Additionally, upsets and variance are a key part of Elo, as noted, but this doesn’t mean the system is immune to external problems like insufficient game data, fragmented player bases, or mismatched pairings.

6. "Math Doesn't Discriminate"

  • Debunking: While it's true that "math doesn't discriminate" in a literal sense, this statement overlooks that the system's design can unintentionally create biases. The Elo system, or any rating system, is only as good as the data and conditions it is applied to. Poor matchmaking algorithms, large player pools with fragmented interaction, or localized inflations can lead to unintended biases or imbalances in the ratings system.

For example:

  • Players who live in regions with weaker pools can have inflated ratings, and when they compete with players from stronger regions, their rating may be deflated quickly.
  • The system might "discriminate" by failing to accurately reflect improvement or decline if players are only matched with opponents from the same localized pool.

So while the mathematical calculations of Elo are impartial, the system itself can be skewed by external factors.

Conclusion:

The comment oversimplifies the way Elo and ratings work in complex, large-scale environments. While Elo is a useful tool for predicting win probabilities, it has limitations when applied to large, fragmented pools, and ratings can become distorted if the system isn't properly managed. Key points like the importance of player crossover, the accuracy of win probabilities, and environmental factors like player base size and distribution are missing from the comment. Moreover, while math is impartial, the application of the system can introduce biases and distortions that affect the fairness of the outcomes.

IndianCamels

They don't have pools based on region. I've played people from Libya, Saudi Arabia, South Africa, India, America, Canada

IndianCamels

The vast majority of players do not have localized pools. In fact, localized pools produce higher ratings

basketstorm
chesssblackbelt wrote:

i told ai to make the above comment shorter if anyone wants to read the short version

The author observes that players on the chess site often mismatch their time controls, playing slow games with a fast-paced mindset and vice versa. They emphasize the importance of striving for checkmate wins rather than relying on time victories, arguing that true success in chess should focus on achieving checkmate. The author also highlights concerns about fair play in online chess compared to over-the-board games, suggesting that online play should mirror traditional standards. Ultimately, they advocate for players to choose their time controls based on their preferred pace of play.
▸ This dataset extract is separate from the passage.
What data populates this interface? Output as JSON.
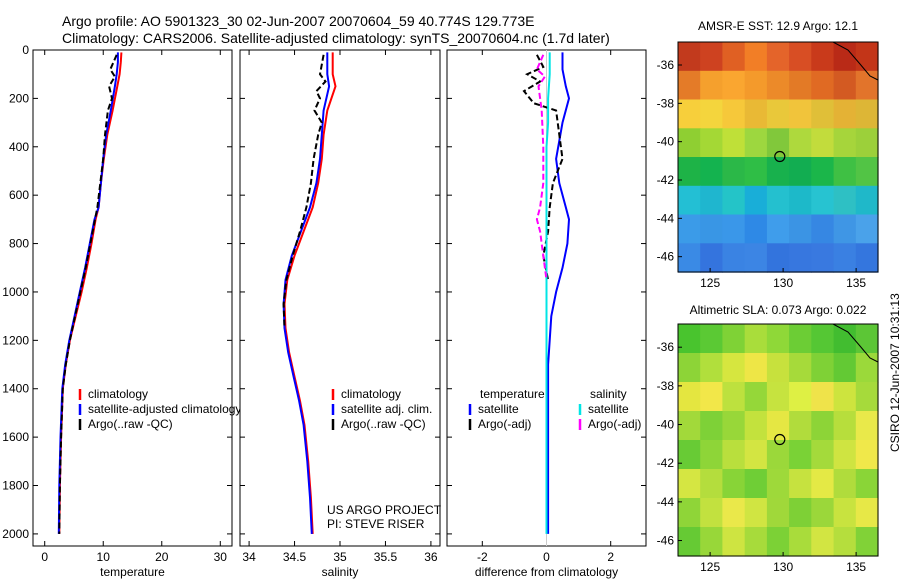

Yes that could be a problem, easy to track if you count losses by timeout vs wins by opponent's timeout. That could tell if you're faster than your opponents.
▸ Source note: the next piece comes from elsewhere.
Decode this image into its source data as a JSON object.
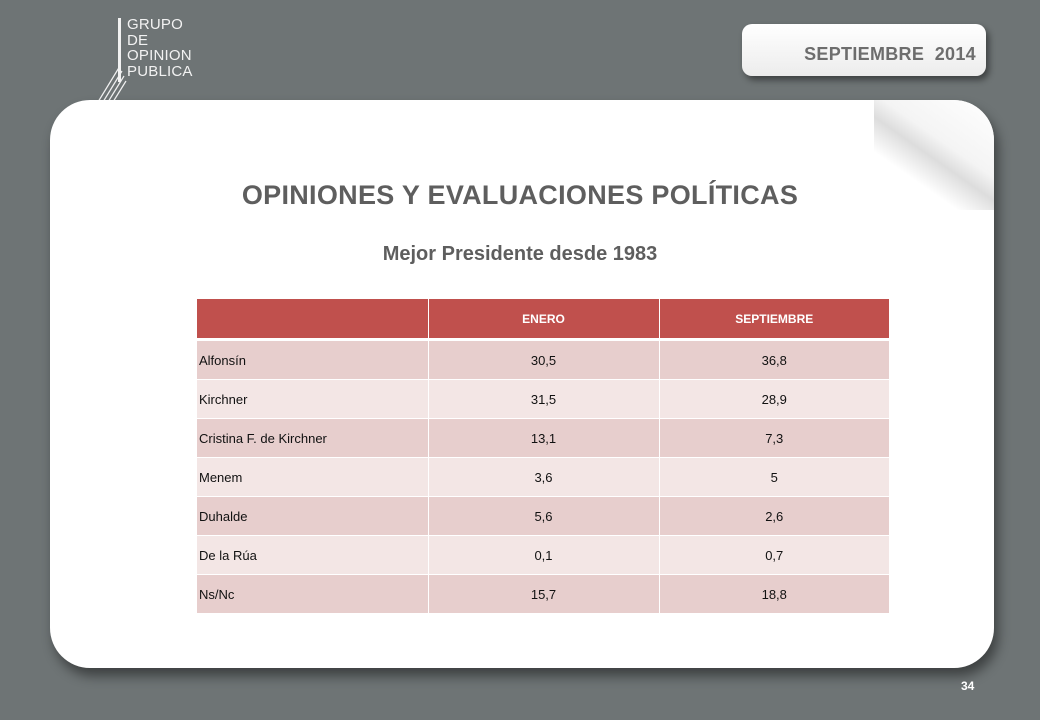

Looking at my bullet stats, you could tell I play with hyper-bullet mindset while my opponents more tend to Blitz mindset:

IndianCamels

"A bad craftsman blames his tools"

basketstorm
IndianCamels wrote:

They don't have pools based on region. I've played people from Libya, Saudi Arabia, South Africa, India, America, Canada

Easy: timezone difference, people need to sleep, people are more productive when they're awake not sleepy etc, that's how you get into different pools here on chess.com. Look up stats against different countries btw, if you played a lot you'll see certain patterns like one country might appear stronger in general.

IndianCamels

Country of origin has nothing to do with skill. That definitely sounds bad. Don't make generalizations.